There are also several fault-tolerant routing protocols proposed in the existing literature. A selected few are summarized here. Shyama et al. developed swarm genetic optimization (FTGSO) for fault-tolerant routing path identification in [35]. In this work, the selection of the Cluster Head (CH) was carried out using several metrics such as residual energy, coverage, communication cost, and proximity. The proposed model was compared with other optimization algorithms and the evaluation results verified the superior performance of the proposed scheme. In [36], Hallafi et al. proposed a method that aimed to detect network holes. In this method, the network is geographically cellulated, and a cell agent is selected for each cell. Then, the coverage of nodes within each cell is calculated. After that, it is possible to detect holes in the network cells. Finally, the holes are recovered using mobile nodes using the grasshopper optimization algorithm. In [37], Papi and Barati introduced a method to maintain coverage in WSNs. The proposed method is composed of two phases: the first phase aims to detecting holes through a simple distributed method by which each node explores whether there are holes around it or not. In the second phase of the proposed method, the holes are covered using mobile nodes.
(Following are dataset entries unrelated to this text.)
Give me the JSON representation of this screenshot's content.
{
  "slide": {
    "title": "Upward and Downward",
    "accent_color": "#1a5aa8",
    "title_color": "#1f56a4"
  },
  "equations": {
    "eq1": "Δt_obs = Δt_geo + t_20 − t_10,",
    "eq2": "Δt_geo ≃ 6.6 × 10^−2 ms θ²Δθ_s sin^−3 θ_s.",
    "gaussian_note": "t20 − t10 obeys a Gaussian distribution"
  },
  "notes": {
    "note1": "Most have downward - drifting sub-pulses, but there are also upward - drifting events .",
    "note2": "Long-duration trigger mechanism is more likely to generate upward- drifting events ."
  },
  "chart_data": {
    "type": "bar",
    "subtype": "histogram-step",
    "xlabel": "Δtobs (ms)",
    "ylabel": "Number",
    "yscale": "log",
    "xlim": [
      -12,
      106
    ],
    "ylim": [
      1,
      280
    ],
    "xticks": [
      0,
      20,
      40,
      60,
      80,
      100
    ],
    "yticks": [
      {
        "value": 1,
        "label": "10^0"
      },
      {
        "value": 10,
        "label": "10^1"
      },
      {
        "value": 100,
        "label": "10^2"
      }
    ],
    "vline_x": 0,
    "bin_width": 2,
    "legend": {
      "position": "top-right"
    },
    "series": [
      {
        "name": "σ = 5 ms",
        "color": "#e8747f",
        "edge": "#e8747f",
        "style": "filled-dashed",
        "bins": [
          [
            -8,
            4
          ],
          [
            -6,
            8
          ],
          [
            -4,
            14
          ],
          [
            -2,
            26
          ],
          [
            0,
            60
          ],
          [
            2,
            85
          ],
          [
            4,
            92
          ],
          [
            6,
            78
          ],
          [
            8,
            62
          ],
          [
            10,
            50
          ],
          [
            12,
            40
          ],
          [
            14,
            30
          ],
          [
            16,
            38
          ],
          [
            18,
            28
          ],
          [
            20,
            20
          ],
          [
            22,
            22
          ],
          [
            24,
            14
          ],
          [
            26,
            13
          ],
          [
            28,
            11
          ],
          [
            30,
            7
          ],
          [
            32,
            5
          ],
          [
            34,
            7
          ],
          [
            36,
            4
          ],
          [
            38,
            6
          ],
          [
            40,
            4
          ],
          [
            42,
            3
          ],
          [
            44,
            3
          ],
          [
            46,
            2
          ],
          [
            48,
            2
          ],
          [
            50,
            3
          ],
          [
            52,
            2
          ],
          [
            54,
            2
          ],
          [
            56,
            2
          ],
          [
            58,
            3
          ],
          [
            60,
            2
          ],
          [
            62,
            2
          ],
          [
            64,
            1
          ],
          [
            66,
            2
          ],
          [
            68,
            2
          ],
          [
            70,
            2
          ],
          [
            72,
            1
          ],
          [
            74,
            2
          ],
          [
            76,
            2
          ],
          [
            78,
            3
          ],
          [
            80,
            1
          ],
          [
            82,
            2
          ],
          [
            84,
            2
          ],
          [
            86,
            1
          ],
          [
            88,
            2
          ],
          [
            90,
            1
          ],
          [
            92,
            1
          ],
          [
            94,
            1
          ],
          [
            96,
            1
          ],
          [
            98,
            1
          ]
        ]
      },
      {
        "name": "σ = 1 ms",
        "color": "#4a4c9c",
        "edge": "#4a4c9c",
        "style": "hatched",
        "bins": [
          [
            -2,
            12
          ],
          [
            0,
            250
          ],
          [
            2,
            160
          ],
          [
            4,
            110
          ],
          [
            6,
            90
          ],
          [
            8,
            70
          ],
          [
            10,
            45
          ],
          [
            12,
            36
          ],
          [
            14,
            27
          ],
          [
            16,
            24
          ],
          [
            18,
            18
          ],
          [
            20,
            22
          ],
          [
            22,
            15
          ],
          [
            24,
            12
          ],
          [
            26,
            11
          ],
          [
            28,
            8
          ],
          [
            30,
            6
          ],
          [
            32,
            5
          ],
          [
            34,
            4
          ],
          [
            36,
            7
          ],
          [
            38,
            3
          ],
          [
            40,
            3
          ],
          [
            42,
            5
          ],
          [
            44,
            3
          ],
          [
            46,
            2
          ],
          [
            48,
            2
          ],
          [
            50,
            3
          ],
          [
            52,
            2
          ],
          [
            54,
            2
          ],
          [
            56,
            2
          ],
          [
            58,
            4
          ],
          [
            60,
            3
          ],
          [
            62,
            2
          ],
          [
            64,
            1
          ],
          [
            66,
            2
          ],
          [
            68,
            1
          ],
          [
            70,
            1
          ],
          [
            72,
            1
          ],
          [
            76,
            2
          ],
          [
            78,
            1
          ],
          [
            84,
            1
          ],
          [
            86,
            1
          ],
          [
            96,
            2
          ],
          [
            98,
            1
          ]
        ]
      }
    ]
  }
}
A regression-based fault detection and tolerance strategy for WSNs was introduced in [38] by Swain et al. The proposed strategy diagnoses the different types of faulty nodes with the help of the data sensed by the fault-free neighbors. In [39], Goyal et al. proposed a fault detection and recovery technique (FDRT) for a cluster-based network. Essentially, the principle is to choose a Cluster Head (CH) and to select a Backup Cluster Head (BCH) using the fuzzy logic technique. In the case of failure of the CH, the BCH will continue the task of the failed CH. In [40], Wu et al. provided a potential game and the cut vertex detection mechanism, which are utilized to establish a fault-tolerant topology which consists of a set of single hop clusters. The main objective was to reduce the energy consumption of the network. Therefore, an algorithm based on a double price function was designed.

3. WSN Topology

In this paper, a WSN for precision agriculture was used and a hierarchical topology was adopted for this WSN. It is composed of a set of balanced clusters. Each cluster is formed by a set of sensor nodes managed by a Cluster Head (CH). The sensor nodes collect and transmit data to the CHs in one hop. The CHs receive and process the data transmitted by the nodes, then transmit the processed data to the Base Station (BS) with a single hop. In general, clustering [41] has been proven to be an effective energy-saving method in WSNs.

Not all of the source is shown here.